The true sign that Republican Linda McMahon, former head of Stamford-based World Wrestling Entertainment, has arrived on the political scene is that she has managed to draw a Kennedy into the race.
Or, in the words of campaign spokesman Ed Patru, “Camelot yesterday bestowed its unofficial seal of approval” on Blumenthal.
By now those of you who care about these things I’m sure have heard about the war of words between Edward Kennedy Jr. and McMahon over her campaign’s use of the late President John F. Kennedy in a web ad defending continued tax cuts for the rich.
But please just sit back and relish the absurdity for a moment. A member of the Kennedy clan and all the images, positive and negative, that name conjures and a member of the McMahon clan and the images, postive and negative, that name conjures are fighting over the intentions of a long-dead president.
It’s Camelot versus the WWE. It’s a family some of whom chased skirts versus a family that made money off of female wrestlers who took them off (and whose patriarch, Vince, to be fair to the Kennedys, has admitted doing a bit of skirt chasing). It’s a family whose members represented a generation versus a family whose members have entertained generations. A family that has suffered through real assassinations versus one that has staged them for viewers.

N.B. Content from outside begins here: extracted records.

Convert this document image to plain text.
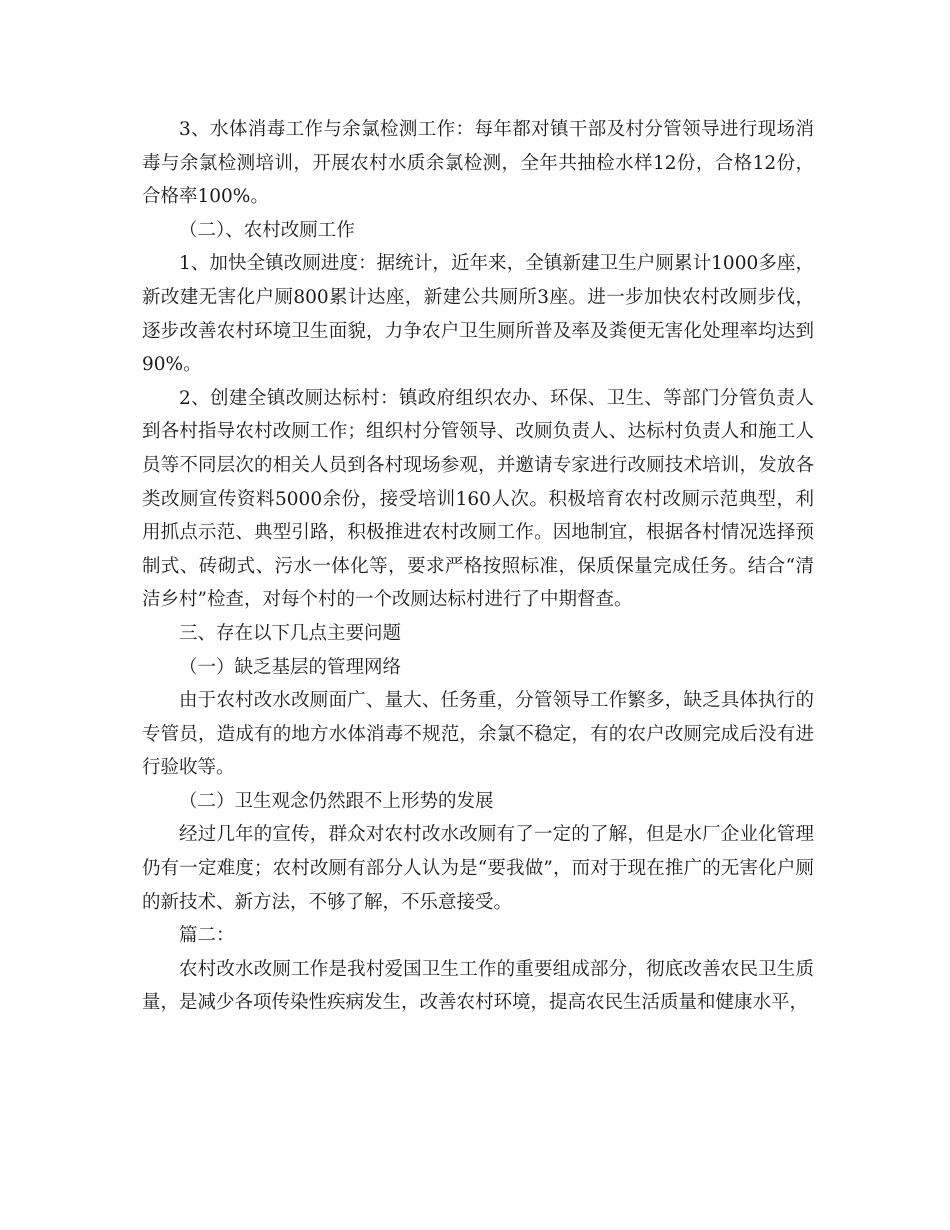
3、水体消毒工作与余氯检测工作：每年都对镇干部及村分管领导进行现场消毒与余氯检测培训，开展农村水质余氯检测，全年共抽检水样12份，合格12份，合格率100%。

（二）、农村改厕工作

1、加快全镇改厕进度：据统计，近年来，全镇新建卫生户厕累计1000多座，新改建无害化户厕800累计达座，新建公共厕所3座。进一步加快农村改厕步伐，逐步改善农村环境卫生面貌，力争农户卫生厕所普及率及粪便无害化处理率均达到90%。

2、创建全镇改厕达标村：镇政府组织农办、环保、卫生、等部门分管负责人到各村指导农村改厕工作；组织村分管领导、改厕负责人、达标村负责人和施工人员等不同层次的相关人员到各村现场参观，并邀请专家进行改厕技术培训，发放各类改厕宣传资料5000余份，接受培训160人次。积极培育农村改厕示范典型，利用抓点示范、典型引路，积极推进农村改厕工作。因地制宜，根据各村情况选择预制式、砖砌式、污水一体化等，要求严格按照标准，保质保量完成任务。结合“清洁乡村”检查，对每个村的一个改厕达标村进行了中期督查。

三、存在以下几点主要问题

（一）缺乏基层的管理网络

由于农村改水改厕面广、量大、任务重，分管领导工作繁多，缺乏具体执行的专管员，造成有的地方水体消毒不规范，余氯不稳定，有的农户改厕完成后没有进行验收等。

（二）卫生观念仍然跟不上形势的发展

经过几年的宣传，群众对农村改水改厕有了一定的了解，但是水厂企业化管理仍有一定难度；农村改厕有部分人认为是“要我做”，而对于现在推广的无害化户厕的新技术、新方法，不够了解，不乐意接受。

篇二：

农村改水改厕工作是我村爱国卫生工作的重要组成部分，彻底改善农民卫生质量，是减少各项传染性疾病发生，改善农村环境，提高农民生活质量和健康水平，
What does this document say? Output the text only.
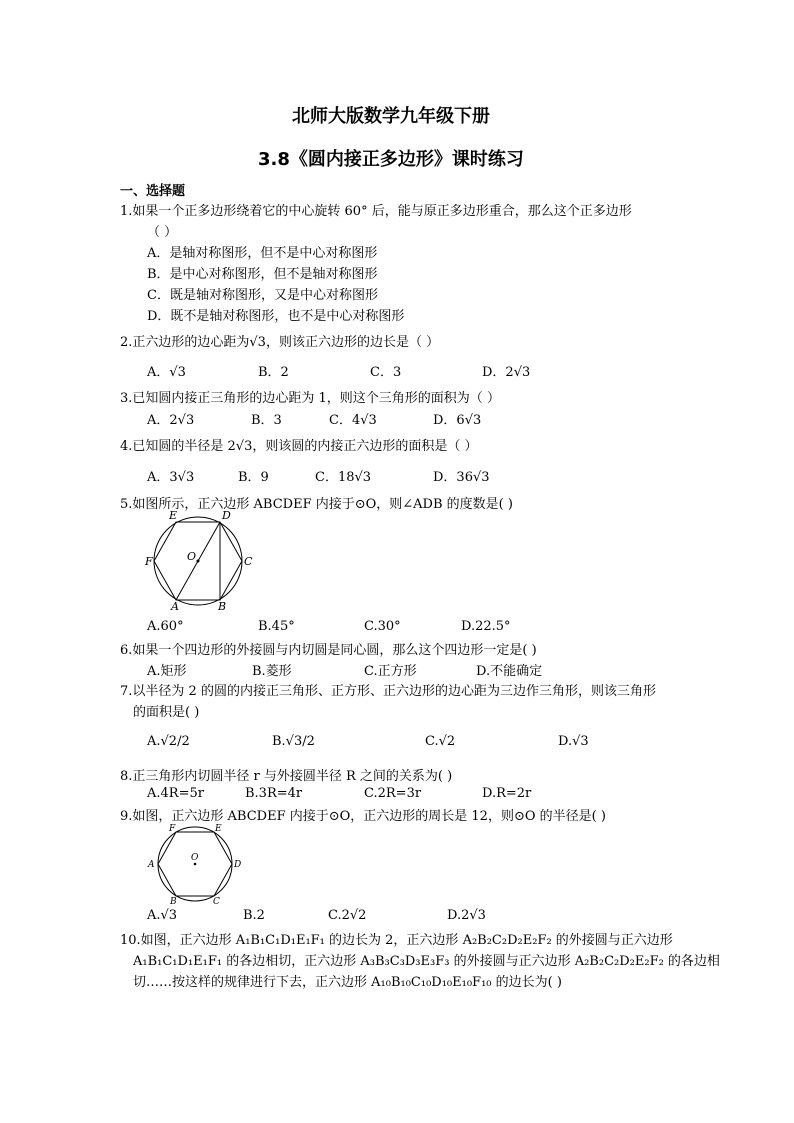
北师大版数学九年级下册
3.8《圆内接正多边形》课时练习
一、选择题
1.如果一个正多边形绕着它的中心旋转 60° 后，能与原正多边形重合，那么这个正多边形
（ ）
A．是轴对称图形，但不是中心对称图形
B．是中心对称图形，但不是轴对称图形
C．既是轴对称图形，又是中心对称图形
D．既不是轴对称图形，也不是中心对称图形
2.正六边形的边心距为√3，则该正六边形的边长是（ ）
A．√3	B．2	C．3	D．2√3
3.已知圆内接正三角形的边心距为 1，则这个三角形的面积为（ ）
A．2√3	B．3	C．4√3	D．6√3
4.已知圆的半径是 2√3，则该圆的内接正六边形的面积是（ ）
A．3√3	B．9	C．18√3	D．36√3
5.如图所示，正六边形 ABCDEF 内接于⊙O，则∠ADB 的度数是( )
E	D
F	O	C
A	B
A.60°	B.45°	C.30°	D.22.5°
6.如果一个四边形的外接圆与内切圆是同心圆，那么这个四边形一定是( )
A.矩形	B.菱形	C.正方形	D.不能确定
7.以半径为 2 的圆的内接正三角形、正方形、正六边形的边心距为三边作三角形，则该三角形
的面积是( )
A.√2/2	B.√3/2	C.√2	D.√3
8.正三角形内切圆半径 r 与外接圆半径 R 之间的关系为( )
A.4R=5r	B.3R=4r	C.2R=3r	D.R=2r
9.如图，正六边形 ABCDEF 内接于⊙O，正六边形的周长是 12，则⊙O 的半径是( )
F	E
A
O
D
B	C
A.√3	B.2	C.2√2	D.2√3
10.如图，正六边形 A₁B₁C₁D₁E₁F₁ 的边长为 2，正六边形 A₂B₂C₂D₂E₂F₂ 的外接圆与正六边形
A₁B₁C₁D₁E₁F₁ 的各边相切，正六边形 A₃B₃C₃D₃E₃F₃ 的外接圆与正六边形 A₂B₂C₂D₂E₂F₂ 的各边相
切……按这样的规律进行下去，正六边形 A₁₀B₁₀C₁₀D₁₀E₁₀F₁₀ 的边长为( )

“There’s almost a ‘Saturday Night Live’-dimension to it, to see the former CEO of WWE arguing with a member of the Kennedy clan who’s not in politics here in Connecticut,” Gary Rose, chairman of the department of government and politics at Sacred Heart University in Fairfield, just told me. “Somehow they both feel compelled to respond to each other. I’m not sure how to characterize this. It suggests that sometimes our politics can really become just almost comical.”
Rose called the Kennedy/McMahon fight an “inconsequential … sidebar” to the race that is of minimal interest to voters.

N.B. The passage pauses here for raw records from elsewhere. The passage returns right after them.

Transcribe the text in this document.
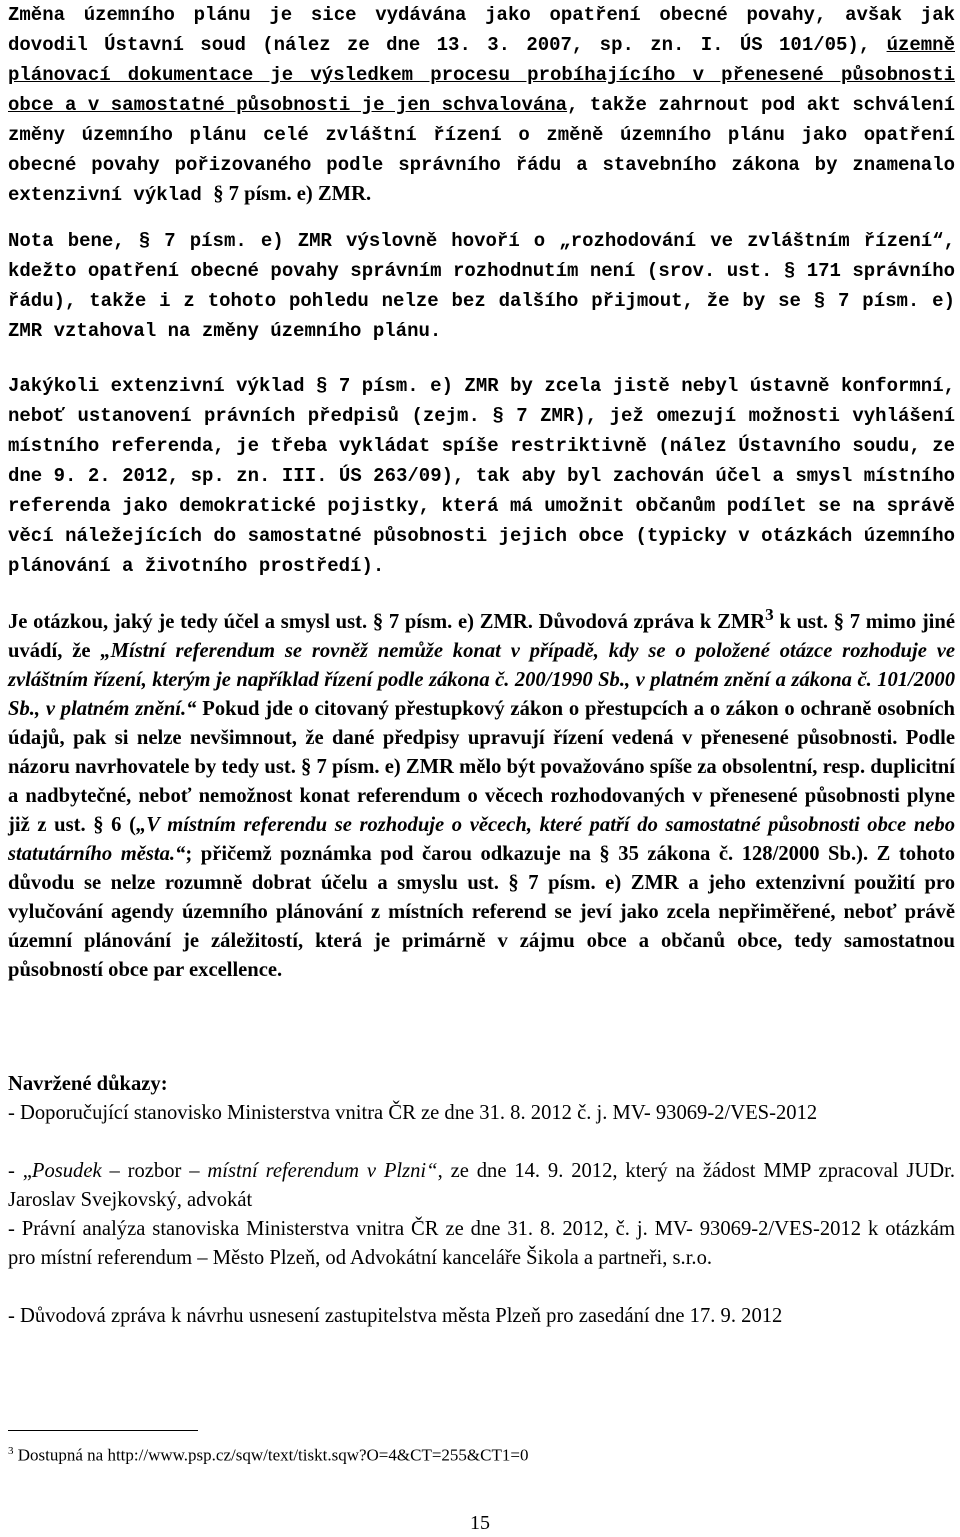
Změna územního plánu je sice vydávána jako opatření obecné povahy, avšak jak dovodil Ústavní soud (nález ze dne 13. 3. 2007, sp. zn. I. ÚS 101/05), územně plánovací dokumentace je výsledkem procesu probíhajícího v přenesené působnosti obce a v samostatné působnosti je jen schvalována, takže zahrnout pod akt schválení změny územního plánu celé zvláštní řízení o změně územního plánu jako opatření obecné povahy pořizovaného podle správního řádu a stavebního zákona by znamenalo extenzivní výklad § 7 písm. e) ZMR.
Nota bene, § 7 písm. e) ZMR výslovně hovoří o „rozhodování ve zvláštním řízení“, kdežto opatření obecné povahy správním rozhodnutím není (srov. ust. § 171 správního řádu), takže i z tohoto pohledu nelze bez dalšího přijmout, že by se § 7 písm. e) ZMR vztahoval na změny územního plánu.
Jakýkoli extenzivní výklad § 7 písm. e) ZMR by zcela jistě nebyl ústavně konformní, neboť ustanovení právních předpisů (zejm. § 7 ZMR), jež omezují možnosti vyhlášení místního referenda, je třeba vykládat spíše restriktivně (nález Ústavního soudu, ze dne 9. 2. 2012, sp. zn. III. ÚS 263/09), tak aby byl zachován účel a smysl místního referenda jako demokratické pojistky, která má umožnit občanům podílet se na správě věcí náležejících do samostatné působnosti jejich obce (typicky v otázkách územního plánování a životního prostředí).
Je otázkou, jaký je tedy účel a smysl ust. § 7 písm. e) ZMR. Důvodová zpráva k ZMR$^3$ k ust. § 7 mimo jiné uvádí, že „Místní referendum se rovněž nemůže konat v případě, kdy se o položené otázce rozhoduje ve zvláštním řízení, kterým je například řízení podle zákona č. 200/1990 Sb., v platném znění a zákona č. 101/2000 Sb., v platném znění.“ Pokud jde o citovaný přestupkový zákon o přestupcích a o zákon o ochraně osobních údajů, pak si nelze nevšimnout, že dané předpisy upravují řízení vedená v přenesené působnosti. Podle názoru navrhovatele by tedy ust. § 7 písm. e) ZMR mělo být považováno spíše za obsolentní, resp. duplicitní a nadbytečné, neboť nemožnost konat referendum o věcech rozhodovaných v přenesené působnosti plyne již z ust. § 6 („V místním referendu se rozhoduje o věcech, které patří do samostatné působnosti obce nebo statutárního města.“; přičemž poznámka pod čarou odkazuje na § 35 zákona č. 128/2000 Sb.). Z tohoto důvodu se nelze rozumně dobrat účelu a smyslu ust. § 7 písm. e) ZMR a jeho extenzivní použití pro vylučování agendy územního plánování z místních referend se jeví jako zcela nepřiměřené, neboť právě územní plánování je záležitostí, která je primárně v zájmu obce a občanů obce, tedy samostatnou působností obce par excellence.
Navržené důkazy:
- Doporučující stanovisko Ministerstva vnitra ČR ze dne 31. 8. 2012 č. j. MV- 93069-2/VES-2012
- „Posudek – rozbor – místní referendum v Plzni“, ze dne 14. 9. 2012, který na žádost MMP zpracoval JUDr. Jaroslav Svejkovský, advokát
- Právní analýza stanoviska Ministerstva vnitra ČR ze dne 31. 8. 2012, č. j. MV- 93069-2/VES-2012 k otázkám pro místní referendum – Město Plzeň, od Advokátní kanceláře Šikola a partneři, s.r.o.
- Důvodová zpráva k návrhu usnesení zastupitelstva města Plzeň pro zasedání dne 17. 9. 2012
$^3$ Dostupná na http://www.psp.cz/sqw/text/tiskt.sqw?O=4&CT=255&CT1=0
15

“The Kennedy name here in Connecticut was at one time a really major name in Connecticut politics,” Rose said. “But I’m not sure there are any voters out there that really would care. We’re talking about a policy that a President had advocated 50 years ago. Maybe very elderly Democrats might feel offended but other than that I can’t imagine anything like this is going to have any impact.”

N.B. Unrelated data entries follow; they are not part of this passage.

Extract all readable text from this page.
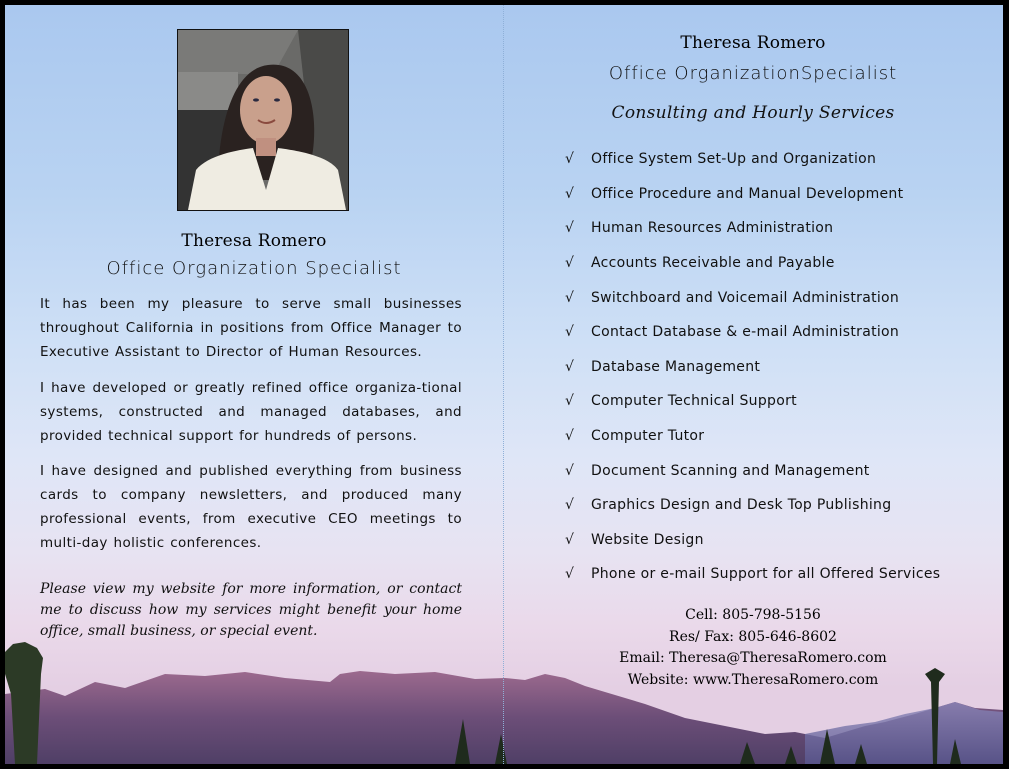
Theresa Romero
Office Organization Specialist
It has been my pleasure to serve small businesses throughout California in positions from Office Manager to Executive Assistant to Director of Human Resources.
I have developed or greatly refined office organiza-tional systems, constructed and managed databases, and provided technical support for hundreds of persons.
I have designed and published everything from business cards to company newsletters, and produced many professional events, from executive CEO meetings to multi-day holistic conferences.
Please view my website for more information, or contact me to discuss how my services might benefit your home office, small business, or special event.
Theresa Romero
Office OrganizationSpecialist
Consulting and Hourly Services
√	Office System Set-Up and Organization
√	Office Procedure and Manual Development
√	Human Resources Administration
√	Accounts Receivable and Payable
√	Switchboard and Voicemail Administration
√	Contact Database & e-mail Administration
√	Database Management
√	Computer Technical Support
√	Computer Tutor
√	Document Scanning and Management
√	Graphics Design and Desk Top Publishing
√	Website Design
√	Phone or e-mail Support for all Offered Services
Cell: 805-798-5156
Res/ Fax: 805-646-8602
Email: Theresa@TheresaRomero.com
Website: www.TheresaRomero.com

But Rose did admit that Republicans may be enjoying the show and that McMahon’s getting a Kennedy worked up might even be considered a “badge of honor” in a state where the GOP once only fantasized about beating Blumenthal.
“I think maybe the Republicans are probably saying, ‘This is wonderful’,” Rose said.
This is hardly the first time McMahon has used a respected dead President to defend herself. She in the past, when answering questions about the family business, has pointed out that Abraham Lincoln wrestled.